The tour leader shook her head. None of her charges knew either.
He crushed the lavender; the scent mingled with the exhaust of cars. He said, “Think of all the creatures on the earth that have lived, then disappeared. Think of the hole in the universe this makes. An entire species gone, and the earth is silent of their thoughts. So this is what I try to do —” He turned desolate gleaming eyes on Clare. “I try very hard to believe. And I make a place where, at least, rare creatures can come and be safe. And after that … who knows? If there is one thing we can be sure of in this universe, it is that what seems to us irrational can become scientific fact. Who knows what shadows might unfold in our deep woods, if given peace to breathe?”
SHE IS SCRABBLING IN the earth with her beautiful bare hands, tearing her nails, tearing her white skin. All night this dream returns in one guise or another. Sometimes she rises from her glass casket and trudges back across the swampland following the dog, sometimes she is walking beside the boy she raised up from the dead and he complains that he is tired, and she is stern and tells him this is not the time for that. Sometimes with her fingers deep in earth she feels her lover’s bones, only his bones, but he is standing to the side and he says the bones are a warning of the danger she led him into. When she turns, he is no longer there. She thinks, But the ashes are safe behind the wall of books.
Angel Girl
THERE IS NO WAY to skin off the fur of what you’ve done and who you have been. There is no excuse, either, for saying she was young, she was an orphan, she needed love so badly, she was led astray. Her body has been ruined. She will never bear another child after the one the ancient doctor with whisky on his breath scraped away. But e
ven more lasting is the verdigris of spoiledness that she carries, will never shed, along with the knowledge that it was inevitable, that no matter how far she goes back into her childhood can she see a point where the story could have changed.
No child is born rotten, the sage authorities will tell her. She knows better.
CLARE WOKE UP AND STARED up into the rafters of the bedroom at the bat thoughts hanging there.
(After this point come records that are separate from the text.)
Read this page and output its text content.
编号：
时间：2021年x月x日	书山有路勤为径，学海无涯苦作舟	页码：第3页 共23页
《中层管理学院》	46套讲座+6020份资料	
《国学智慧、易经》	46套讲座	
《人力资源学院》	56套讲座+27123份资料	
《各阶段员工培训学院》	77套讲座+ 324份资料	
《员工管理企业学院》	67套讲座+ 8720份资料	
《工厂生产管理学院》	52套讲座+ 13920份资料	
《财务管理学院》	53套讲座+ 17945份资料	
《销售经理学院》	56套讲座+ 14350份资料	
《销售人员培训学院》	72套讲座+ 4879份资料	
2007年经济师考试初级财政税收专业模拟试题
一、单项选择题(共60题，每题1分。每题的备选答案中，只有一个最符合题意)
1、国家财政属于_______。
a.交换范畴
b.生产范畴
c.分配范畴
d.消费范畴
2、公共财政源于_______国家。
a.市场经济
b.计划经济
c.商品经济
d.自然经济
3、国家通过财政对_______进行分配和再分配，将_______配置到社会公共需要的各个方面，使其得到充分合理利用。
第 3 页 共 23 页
The point is not that she has agreed to go to a festival, a wedding festa, with a man who may be a womanizing scoundrel (after all, she has only heard this from his bitter brother-in-law); the point is that for hours after she came home, she actually imagined herself stepping through the slurred-up canvas into a new land. All the signs were there. Even the ridiculous business of the returning hat. Even the business of “sacrificing” it in front of the basilica of the saint, and then sloughing off the silver belt as well, that eye-catching reminder of who she really was. She tried to tell herself that this had nothing to do with the man whose twisted forgiveness had brought her to this country. With one gesture she would be different in every manner. Free. Maybe she pictured herself as the reincarnation of one of those Etruscan dancing girls in the glass case in the museum, whirling, whirling, with a seven-tiered candelabra on her head and little lions at her pretty toes, rescued to dance again for new eyes. The truth is, the past never lets any one of us go free.
There was perhaps one moment, long ago, that hinged her future.
IT HAPPENED AT THE end of October, the year that Clare started middle school. A tall girl of thirteen, with fine-spun curls. Chiara. My girl with angel hair.
But it was leading nowhere, wasn’t it?
It had been lovely when she was very small. He would take her hand and together they would climb the stairs to the tower. He would steal an hour, poring over her dead grandfather’s ethnographic work. He had imagined coming to the States would be a brief adventure, “but then I met your aunt and fell in love.” So sad, his tone. Clare had become his accomplice, listening to things no child would give a hoot about, straining towards understanding. Such power she felt, to see the darkness in his eyes give way when he felt he had a small vessel eager to be filled with his own lost dreams.